Manchester resident Chasrick Heredia, 27, faces six felony charges in connection with multiple sexual contacts with the girls. One was 16 at the time, and two others were 15. He is being tried in Hillsborough County Superior Court in Manchester.
The lead prosecutor in the case, Assistant Hillsborough County Attorney Jonathan Cowal, told a jury that one of the three girls was so drunk she threw up and urinated on herself before the sexual encounters.
"Chasrick Heredia does what he wants, when he wants, without regard for people he hurts along the way," Cowal told the jury in opening statements.
The oldest of the girls was the leadoff witness. She began by recounting the events leading up to the alleged rape.
After she lost consciousness twice from her intoxication, two men carried her into a building, and she woke up on a couch to hear one of the other girls crying, she said.
"At first I thought she was laughing. I thought to myself, 'What possibly could be happening?'"

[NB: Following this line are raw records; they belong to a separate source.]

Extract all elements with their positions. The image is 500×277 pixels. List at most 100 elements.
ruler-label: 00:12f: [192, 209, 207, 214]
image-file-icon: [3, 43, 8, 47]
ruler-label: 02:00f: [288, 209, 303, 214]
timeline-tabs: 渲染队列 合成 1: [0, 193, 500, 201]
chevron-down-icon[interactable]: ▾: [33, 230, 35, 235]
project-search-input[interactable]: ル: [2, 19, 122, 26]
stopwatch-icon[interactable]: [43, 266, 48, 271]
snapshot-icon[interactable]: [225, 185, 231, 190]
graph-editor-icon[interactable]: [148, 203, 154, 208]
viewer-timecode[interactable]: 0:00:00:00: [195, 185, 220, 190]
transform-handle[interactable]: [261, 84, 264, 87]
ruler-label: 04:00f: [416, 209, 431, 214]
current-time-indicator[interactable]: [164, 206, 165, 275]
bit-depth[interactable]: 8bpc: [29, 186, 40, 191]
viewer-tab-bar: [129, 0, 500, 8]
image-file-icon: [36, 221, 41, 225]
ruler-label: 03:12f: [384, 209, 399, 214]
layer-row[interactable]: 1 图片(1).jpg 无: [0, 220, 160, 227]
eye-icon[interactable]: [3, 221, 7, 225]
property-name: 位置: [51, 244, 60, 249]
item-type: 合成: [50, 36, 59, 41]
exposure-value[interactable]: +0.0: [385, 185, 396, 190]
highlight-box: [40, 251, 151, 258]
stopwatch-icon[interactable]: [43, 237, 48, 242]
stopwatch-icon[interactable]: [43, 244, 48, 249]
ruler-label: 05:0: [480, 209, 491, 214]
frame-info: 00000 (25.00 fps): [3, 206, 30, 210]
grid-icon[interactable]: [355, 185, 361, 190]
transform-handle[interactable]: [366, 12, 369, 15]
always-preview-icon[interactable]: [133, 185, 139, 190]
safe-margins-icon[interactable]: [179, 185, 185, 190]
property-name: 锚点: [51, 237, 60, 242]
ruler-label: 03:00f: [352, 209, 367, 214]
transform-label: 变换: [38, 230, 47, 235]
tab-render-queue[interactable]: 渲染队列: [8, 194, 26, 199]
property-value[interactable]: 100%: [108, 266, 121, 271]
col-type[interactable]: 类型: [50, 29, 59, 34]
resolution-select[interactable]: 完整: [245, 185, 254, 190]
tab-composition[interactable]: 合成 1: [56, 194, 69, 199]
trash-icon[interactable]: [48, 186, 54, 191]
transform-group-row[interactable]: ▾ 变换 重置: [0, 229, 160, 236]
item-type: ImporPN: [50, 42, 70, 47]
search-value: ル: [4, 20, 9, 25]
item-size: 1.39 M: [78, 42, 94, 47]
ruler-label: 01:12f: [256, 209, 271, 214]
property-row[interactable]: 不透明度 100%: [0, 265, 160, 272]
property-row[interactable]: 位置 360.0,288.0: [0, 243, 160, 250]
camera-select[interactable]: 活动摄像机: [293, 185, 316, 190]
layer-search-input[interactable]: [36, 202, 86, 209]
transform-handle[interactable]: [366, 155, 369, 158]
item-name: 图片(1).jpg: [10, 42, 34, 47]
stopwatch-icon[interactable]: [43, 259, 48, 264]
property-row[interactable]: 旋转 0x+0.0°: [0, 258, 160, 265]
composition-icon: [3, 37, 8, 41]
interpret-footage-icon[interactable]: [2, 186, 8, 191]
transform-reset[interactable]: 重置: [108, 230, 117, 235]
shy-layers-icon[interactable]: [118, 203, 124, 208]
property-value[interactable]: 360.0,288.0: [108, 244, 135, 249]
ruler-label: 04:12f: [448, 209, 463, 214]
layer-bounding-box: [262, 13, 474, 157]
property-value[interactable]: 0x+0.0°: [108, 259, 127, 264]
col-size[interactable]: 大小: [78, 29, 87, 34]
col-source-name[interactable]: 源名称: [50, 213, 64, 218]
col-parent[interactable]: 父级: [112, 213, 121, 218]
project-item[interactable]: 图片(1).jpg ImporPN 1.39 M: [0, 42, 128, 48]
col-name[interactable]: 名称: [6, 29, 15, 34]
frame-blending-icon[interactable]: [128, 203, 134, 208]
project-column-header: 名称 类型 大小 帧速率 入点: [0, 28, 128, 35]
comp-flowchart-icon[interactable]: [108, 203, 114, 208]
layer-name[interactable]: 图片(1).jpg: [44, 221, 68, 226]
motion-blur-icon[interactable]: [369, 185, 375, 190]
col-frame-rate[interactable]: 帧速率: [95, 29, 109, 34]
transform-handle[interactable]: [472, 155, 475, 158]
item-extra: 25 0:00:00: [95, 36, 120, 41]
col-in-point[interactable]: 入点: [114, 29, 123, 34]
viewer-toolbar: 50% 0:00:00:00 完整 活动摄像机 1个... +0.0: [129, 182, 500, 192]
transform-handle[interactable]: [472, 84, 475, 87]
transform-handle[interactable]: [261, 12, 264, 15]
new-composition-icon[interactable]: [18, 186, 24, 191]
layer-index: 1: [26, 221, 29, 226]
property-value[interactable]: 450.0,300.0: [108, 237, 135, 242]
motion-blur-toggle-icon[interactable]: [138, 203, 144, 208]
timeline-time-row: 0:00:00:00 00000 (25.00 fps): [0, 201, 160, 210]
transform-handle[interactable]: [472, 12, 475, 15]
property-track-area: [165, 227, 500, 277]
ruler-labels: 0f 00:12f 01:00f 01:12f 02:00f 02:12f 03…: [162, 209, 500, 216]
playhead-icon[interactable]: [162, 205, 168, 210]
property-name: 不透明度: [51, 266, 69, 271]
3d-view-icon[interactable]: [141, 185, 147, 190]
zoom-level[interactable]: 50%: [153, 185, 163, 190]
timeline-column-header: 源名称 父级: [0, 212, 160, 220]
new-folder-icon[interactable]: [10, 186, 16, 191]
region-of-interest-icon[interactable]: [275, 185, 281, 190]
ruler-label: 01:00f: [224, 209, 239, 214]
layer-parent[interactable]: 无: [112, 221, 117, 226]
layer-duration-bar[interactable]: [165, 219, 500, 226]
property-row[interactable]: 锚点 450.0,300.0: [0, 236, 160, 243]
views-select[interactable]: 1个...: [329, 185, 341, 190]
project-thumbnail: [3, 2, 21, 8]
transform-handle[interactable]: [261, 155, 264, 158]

Prosecutors say the other two girls will testify.
This is not the first time Heredia has appeared in a Hillsborough County court on serious felony charges.
In 2019, he faced multiple assault and riot charges stemming from a brawl with police outside a cigar bar in downtown Manchester. A jury cleared him of serious charges, and the case started to collapse after evidence surfaced that two police officers who testified, including a victim of an alleged beating by Heredia, were dating.
Heredia agreed to a plea bargain that included two years of probation. The judge who freed him, Amy Messer, told him he had a chance to turn his life around.
Three months after he was released from jail, Heredia was arrested on the sexual assault charges. Messer is handling his current trial.
On Wednesday, Heredia's defense lawyer signaled that the girls, who were in a residential treatment center for teens with issues such as mental health and drug use, had troubled lives and that he will ask them hard questions to get at the truth.
Roger "Rusty" Chadwick also said the activity was consensual.
"You don't have to, I don't expect you to, approve of the activity you hear about. What it comes down to is, you have to follow the law," Chadwick said.
A second defendant in the case, Matthew Hugle, is expected to stand trial in August.
Granite Pathways operated its treatment center in one of the wings of the Sununu Youth Services Center. It did not lock its doors and had a no-contact, no-chase policy for teen patients who walked away.
The sexual assaults prompted Gov. Chris Sununu to order a review of the state contract with Granite Pathways. After several overdoses involving clients, Sununu rescinded the contract.
Health and Human Services spokesman Jake Leon said the state has replaced Granite Pathways by expanding services through current providers. It is also in the process of procuring services for adolescents, including psychiatric residential treatment and wrap-around services, with new providers.
Heredia also faces three delinquency charges for allegedly providing beer to the girls and felony charges of getting friends to delete a video of the encounters.